Il participe cependant à la vie locale, mais il est condamné pour diffamation envers le maire de Brest, en 1867. Il souhaite se présenter au conseil municipal en 1870. Pourtant, si trois de ses anciens condisciples, Allanic Béléguic et Vignioboul, sont élus, en août 1870, actant la poussée républicaine dans la ville, Feillet ne passera jamais le cap de l’élection. Après la chute de l’Empire, les élections municipales de 1871, confirment le triomphe de partisans de Gambetta ; Feillet n’en fait pas partie.

Parallèlement, il commence à pratiquer l’homéopathie, qu’il qualifie dans une lettre au cercle parisien des familles, de « médecine de charité ». Il peut ainsi « fournir les remèdes gratuitement en donnant les soins ; et ceux qui le peuvent le paient. » (27 juillet 1870). Cette intrusion dans le monde médical lui coûte son retour en politique et un procès en 1871. Condamné une seconde fois en 1874, cette fois-ci lourdement, il quitte Brest pour l’Ille-et-Vilaine, puis est de retour en 1875, sur la ville. Ses condamnations, surtout celle de pratique illégale de la médecine, lui valent une suspension de six mois de l’ordre de la légion d’honneur [22].
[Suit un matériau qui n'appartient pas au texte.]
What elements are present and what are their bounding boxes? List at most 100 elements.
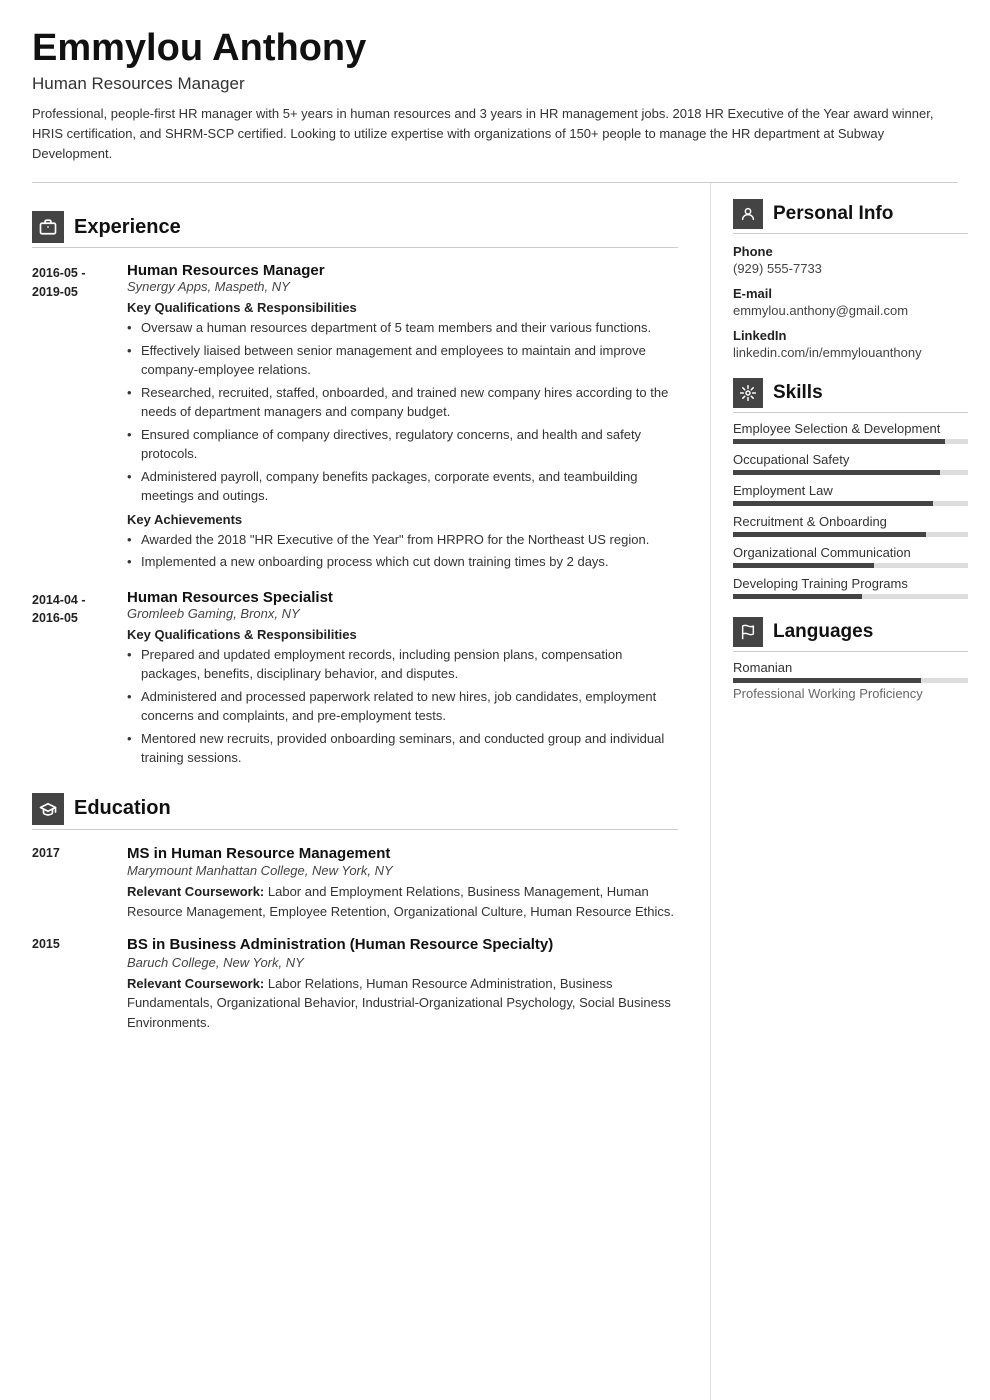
skills-section-header: Skills (733, 378, 968, 413)
edu-coursework-2: Relevant Coursework: Labor Relations, Hu… (127, 974, 678, 1033)
skill-name: Employment Law (733, 483, 968, 498)
exp-job-title-2: Human Resources Specialist (127, 589, 678, 606)
skill-item: Employment Law (733, 483, 968, 506)
bullet-item: Prepared and updated employment records,… (127, 645, 678, 684)
skill-bar-bg (733, 532, 968, 537)
edu-degree-1: MS in Human Resource Management (127, 844, 678, 864)
two-col-layout: Experience 2016-05 - 2019-05 Human Resou… (0, 183, 990, 1400)
exp-subsection-title-1-1: Key Qualifications & Responsibilities (127, 300, 678, 315)
skill-name: Employee Selection & Development (733, 421, 968, 436)
education-section-header: Education (32, 793, 678, 830)
education-entry-2: 2015 BS in Business Administration (Huma… (32, 935, 678, 1032)
skill-bar-bg (733, 439, 968, 444)
education-entry-1: 2017 MS in Human Resource Management Mar… (32, 844, 678, 922)
languages-section-header: Languages (733, 617, 968, 652)
skills-icon (733, 378, 763, 408)
bullet-item: Researched, recruited, staffed, onboarde… (127, 383, 678, 422)
skill-name: Organizational Communication (733, 545, 968, 560)
edu-coursework-1: Relevant Coursework: Labor and Employmen… (127, 882, 678, 921)
bullet-item: Administered payroll, company benefits p… (127, 467, 678, 506)
edu-school-2: Baruch College, New York, NY (127, 955, 678, 970)
candidate-summary: Professional, people-first HR manager wi… (32, 104, 958, 164)
skill-name: Developing Training Programs (733, 576, 968, 591)
language-bar-bg (733, 678, 968, 683)
bullet-item: Mentored new recruits, provided onboardi… (127, 729, 678, 768)
skill-item: Organizational Communication (733, 545, 968, 568)
education-title: Education (74, 797, 171, 820)
phone-label: Phone (733, 244, 968, 259)
skill-bar-bg (733, 594, 968, 599)
linkedin-value: linkedin.com/in/emmylouanthony (733, 345, 968, 360)
briefcase-icon (32, 211, 64, 243)
languages-title: Languages (773, 621, 873, 643)
main-column: Experience 2016-05 - 2019-05 Human Resou… (0, 183, 710, 1400)
skill-name: Recruitment & Onboarding (733, 514, 968, 529)
coursework-label: Relevant Coursework: (127, 976, 264, 991)
bullet-item: Awarded the 2018 "HR Executive of the Ye… (127, 530, 678, 550)
exp-subsection-title-1-2: Key Achievements (127, 512, 678, 527)
bullet-item: Implemented a new onboarding process whi… (127, 552, 678, 572)
bullet-item: Effectively liaised between senior manag… (127, 341, 678, 380)
experience-entry-1: 2016-05 - 2019-05 Human Resources Manage… (32, 262, 678, 575)
edu-date-1: 2017 (32, 844, 127, 922)
exp-bullets-1-1: Oversaw a human resources department of … (127, 318, 678, 506)
email-value: emmylou.anthony@gmail.com (733, 303, 968, 318)
exp-content-2: Human Resources Specialist Gromleeb Gami… (127, 589, 678, 771)
experience-entry-2: 2014-04 - 2016-05 Human Resources Specia… (32, 589, 678, 771)
skill-bar-fill (733, 563, 874, 568)
personal-info-section-header: Personal Info (733, 199, 968, 234)
exp-company-2: Gromleeb Gaming, Bronx, NY (127, 606, 678, 621)
exp-date-2: 2014-04 - 2016-05 (32, 589, 127, 771)
edu-content-2: BS in Business Administration (Human Res… (127, 935, 678, 1032)
candidate-name: Emmylou Anthony (32, 28, 958, 70)
skill-item: Recruitment & Onboarding (733, 514, 968, 537)
edu-school-1: Marymount Manhattan College, New York, N… (127, 863, 678, 878)
skill-bar-fill (733, 532, 926, 537)
edu-date-2: 2015 (32, 935, 127, 1032)
skill-bar-bg (733, 563, 968, 568)
skill-bar-fill (733, 470, 940, 475)
candidate-title: Human Resources Manager (32, 74, 958, 94)
skill-bar-fill (733, 439, 945, 444)
language-level: Professional Working Proficiency (733, 686, 968, 701)
header: Emmylou Anthony Human Resources Manager … (0, 0, 990, 182)
personal-info-title: Personal Info (773, 203, 893, 225)
skill-item: Occupational Safety (733, 452, 968, 475)
edu-degree-2: BS in Business Administration (Human Res… (127, 935, 678, 955)
coursework-label: Relevant Coursework: (127, 884, 264, 899)
exp-content-1: Human Resources Manager Synergy Apps, Ma… (127, 262, 678, 575)
exp-subsection-title-2-1: Key Qualifications & Responsibilities (127, 627, 678, 642)
skill-bar-bg (733, 501, 968, 506)
skill-name: Occupational Safety (733, 452, 968, 467)
exp-bullets-2-1: Prepared and updated employment records,… (127, 645, 678, 768)
graduation-icon (32, 793, 64, 825)
person-icon (733, 199, 763, 229)
phone-value: (929) 555-7733 (733, 261, 968, 276)
language-item: Romanian Professional Working Proficienc… (733, 660, 968, 701)
linkedin-label: LinkedIn (733, 328, 968, 343)
skill-bar-fill (733, 501, 933, 506)
skills-title: Skills (773, 382, 823, 404)
languages-list: Romanian Professional Working Proficienc… (733, 660, 968, 701)
experience-title: Experience (74, 216, 181, 239)
resume-container: Emmylou Anthony Human Resources Manager … (0, 0, 990, 1400)
exp-date-1: 2016-05 - 2019-05 (32, 262, 127, 575)
bullet-item: Oversaw a human resources department of … (127, 318, 678, 338)
edu-content-1: MS in Human Resource Management Marymoun… (127, 844, 678, 922)
bullet-item: Ensured compliance of company directives… (127, 425, 678, 464)
skill-bar-bg (733, 470, 968, 475)
exp-bullets-1-2: Awarded the 2018 "HR Executive of the Ye… (127, 530, 678, 572)
skill-item: Employee Selection & Development (733, 421, 968, 444)
skill-item: Developing Training Programs (733, 576, 968, 599)
flag-icon (733, 617, 763, 647)
language-bar-fill (733, 678, 921, 683)
experience-section-header: Experience (32, 211, 678, 248)
bullet-item: Administered and processed paperwork rel… (127, 687, 678, 726)
email-label: E-mail (733, 286, 968, 301)
exp-job-title-1: Human Resources Manager (127, 262, 678, 279)
sidebar: Personal Info Phone (929) 555-7733 E-mai… (710, 183, 990, 1400)
exp-company-1: Synergy Apps, Maspeth, NY (127, 279, 678, 294)
skills-list: Employee Selection & Development Occupat… (733, 421, 968, 599)
skill-bar-fill (733, 594, 862, 599)
language-name: Romanian (733, 660, 968, 675)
Dès 1870, il manifeste son intérêt pour la Maison rurale de Ry [23]. Son soutien s’affirme en 1871 et 1872, avec de longues lettres envoyées à Adolphe Jouanne et la promesse d’un soutien financier régulier. Il considère que la Maison rurale doit recevoir le soutien de l’ensemble des fouriéristes, car son succès probable va démontre la validité des thèses fouriéristes ; et le bulletin publié par Jouanne doit devenir l’organe de l’Ecole, puisque celle-ci n’a plus de périodique. Cette correspondance lui permet aussi d’exprimer ses convictions : la fin prochaine du « vieux monde » et la nécessité de « préparer la réédification » en s’appuyant sur la doctrine phalanstérienne et en passant à la réalisation, afin de montrer à l’opinion « des applications fécondes de nos idées sur le travail attrayant » [24]

Lettres de Feillet au docteur Jouanne

Document 4

Puis il perd le contact avec l’Ecole sociétaire. On le retrouve cependant membre d’une association, « L’adoption, société protectrice des enfants abandonnés », fondée par la fouriériste et romancière Marie-Louise Gagneur ; cette société fusionne en 1881 avec la société des Orphelinats agricoles d’Algérie, qui vient de naître sous la direction du fouriériste Couturier, et qui reprend en location le domaine de Saint-Denis du Sig pour y accueillir des orphelins métropolitains ou recueillis par l’assistance publique en Algérie [25].

Feillet décède à Brest le 10 février 1886. De ses quatre enfants, Céline, née en 1856, débute une carrière en littérature, fréquente la famille Rousseau, puis entre sur le tard en religion, exemple suivi par deux de ses nièces ; Paul, est officier de santé puis percepteur ; Lucie épouse le chef d’orchestre de l’opéra de Brest, Théodore Lécureux. Au fil du siècle, s’estompe l’engagement fouriériste de la famille, qui est de plus en plus imprégnée par un catholicisme militant.